Proba-3: Detection of the Sun’s Wispy Outer Atmosphere on Earth and in Space
Researchers in North America are gearing up for their chance to observe the Sun’s corona — its wispy outer atmosphere — like never before. The solar corona, which is normally hidden by the Sun’s glare, will be visible to millions when the Moon blocks the solar disk on 8 April. It is important to note that the solar maximum occurs every 11 years and coincides with the event. During this time, the Sun’s magnetic fields intensify, creating sunspots, fiery loops of plasma and exciting structures in the corona.
The two craft will fly down to millimetre accuracy using satellite navigation, radio-based satellite interlinks, cameras, and a laser beam. The two will need to act as if they are a 150-m long instrument in order to be succesful, said Dietmar Pilz in the statement. Each of the crafts is being targeted for six-hour eclipse observations.
One reason scientists are so eager to study the Sun’s corona is its role in our solar system’s weather. It contributes to solar wind and its mass ejections have the potential to cause widespread electrical outages, as well as causing the dancing lights of the planet’s auroras. The ESA says one of the goals of the mission, known as Proba-3, is to measure the Sun’s total energy output to inform climate modeling.
There are coronagraphs on Earth and in space, but the ESA says they’re limited in what they can accomplish because the light has a tendency to diffract or spill over the edge of the light-blocking disk. Building a single occluding disk is impractical, but putting it farther away helps. The ESA says in its release that NASA attempted to pull something similar off by using an Apollo capsule to block out the Sun for a Soviet Soyuz spacecraft in 1975.
Proba-3 is going to see the sun during eclipses from South Texas to Maine: Forecasting the Sun with high-resolution satellite and cloud simulations
The agency hopes to launch the Proba-3 mission in September. On April 8th, people in the US are getting ready to watch a total eclipse of the Sun that will take place from South Texas to Maine.
Sometimes, these prominences can snap explosively to form a coronal mass ejection. The solar corona’s temperature can reach 1,000,000 C during one of these events, as hundreds of billions of tons of relatively cool solar plasma are expelled from the solar surface. Habbal says that there is a good chance that viewers will be able to see a mass ejection from the sun. Eclipses provide “the best opportunity to figure out how these plasmas co-exist and interact”, she adds.
Earth experiences total eclipses roughly once every 18 months. Their paths cross many remote areas where little people can see them. The last time a full eclipse happened in the US was in September of 2017: Viewers along that eclipse’s ‘path of totality’ — in which the Moon completely blocks the solar disk — “wouldn’t have seen the same Sun as we’re seeing” during this one, says Marcel Corchado-Albelo, a solar physicist at the University of Colorado Boulder, who will participate in a public-outreach programme on 8 April aimed at marginalized communities in Texas. During the previous eclipse, the Sun was closer to its solar minimum.

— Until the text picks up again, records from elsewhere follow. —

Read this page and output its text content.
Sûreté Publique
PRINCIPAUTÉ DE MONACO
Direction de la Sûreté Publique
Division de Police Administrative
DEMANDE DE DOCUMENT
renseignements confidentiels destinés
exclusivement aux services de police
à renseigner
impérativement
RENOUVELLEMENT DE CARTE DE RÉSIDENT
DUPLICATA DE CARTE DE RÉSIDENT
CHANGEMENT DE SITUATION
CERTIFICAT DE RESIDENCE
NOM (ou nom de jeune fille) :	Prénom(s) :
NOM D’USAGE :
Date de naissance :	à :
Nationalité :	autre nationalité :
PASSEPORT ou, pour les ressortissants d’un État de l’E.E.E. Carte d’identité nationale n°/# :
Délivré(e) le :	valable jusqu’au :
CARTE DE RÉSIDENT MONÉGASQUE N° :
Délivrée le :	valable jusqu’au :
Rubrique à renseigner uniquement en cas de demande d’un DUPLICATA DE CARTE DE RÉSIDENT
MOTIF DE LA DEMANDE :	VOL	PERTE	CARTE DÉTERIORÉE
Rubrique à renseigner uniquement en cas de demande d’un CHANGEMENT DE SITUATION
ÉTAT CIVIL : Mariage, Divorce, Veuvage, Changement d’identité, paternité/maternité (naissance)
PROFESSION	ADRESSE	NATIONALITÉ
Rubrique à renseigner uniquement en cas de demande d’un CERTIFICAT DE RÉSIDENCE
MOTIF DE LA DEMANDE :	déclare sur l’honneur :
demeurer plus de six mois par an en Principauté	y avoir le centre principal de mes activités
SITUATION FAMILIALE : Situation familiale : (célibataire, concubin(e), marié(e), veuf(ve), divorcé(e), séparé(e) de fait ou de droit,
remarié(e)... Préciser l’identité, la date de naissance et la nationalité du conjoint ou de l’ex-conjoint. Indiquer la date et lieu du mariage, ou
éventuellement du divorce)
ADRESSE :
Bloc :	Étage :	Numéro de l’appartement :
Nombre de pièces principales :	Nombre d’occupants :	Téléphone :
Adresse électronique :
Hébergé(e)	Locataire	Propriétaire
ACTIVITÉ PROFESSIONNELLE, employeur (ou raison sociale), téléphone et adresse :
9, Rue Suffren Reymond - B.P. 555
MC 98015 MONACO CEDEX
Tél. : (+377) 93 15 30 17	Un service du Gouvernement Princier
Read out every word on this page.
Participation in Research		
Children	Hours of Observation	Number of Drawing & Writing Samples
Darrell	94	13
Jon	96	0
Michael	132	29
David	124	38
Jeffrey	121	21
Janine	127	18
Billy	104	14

A preview of how it might appear during a eclipse was released by a San Diego based research and product development firm. Staff members, including astrophysicist Cooper Downs, used real-time satellite data of the Sun’s surface magnetic fields and intensive supercomputer simulations to make the prediction. Downs says that the Sun is chaotic. So forecasting the corona’s appearance is as difficult as predicting cloud movement — the mention of which is a source of anxiety for eclipse chasers. Clouds could obscure the eclipse from the view of many on 8 April.
Downs says that the firm’s scientists will be able to improve their model for space-weather forecasting by comparing streamers and holes in the simulation and the actual eclipse.
Habbal and his team of 40 researchers are going to capture some changes in the corona during the eclipse by using high-speed cameras and high-resolution sensors. The scientists will be spread across three sites in order to maximize the chance of a cloudless observation.
One group of people that are not worried about the clouds is the Airborne Coronal Emission Surveyor (ACES). These scientists will fly in a Gulfstream V jet above the clouds, at an altitude exceeding 13 kilometres. This will put them over a layer of water vapour in Earth’s atmosphere that absorbs infrared light and would interfere with their measurements of the corona. Chad Madsen, an astrophysicist at the Harvard–Smithsonian Center for Astrophysics in Cambridge, Massachusetts, and an ACES participant, says the team is interested in studying one particularly long streamer in the Predictive Science forecast.
The team will use the light from the streamer to measure the strength of the magnetic fields in the part of the corona where it appears, and the makeup of ionized material in the streamer. The magnetic fields in the corona have an affect on the light coming out of the projector.
Source: Total solar eclipse 2024: how it will help scientists to study the Sun
The Moon’s Shadow in the Moose: On-Soon Observations of a Long-Duration Flight through the Tauri Desert
Their flight will chase the Moon’s shadow along the path of totality through Texas, adding 90 more seconds of observation time to the maximum of 4 minutes and 30 seconds that viewers on the ground will get.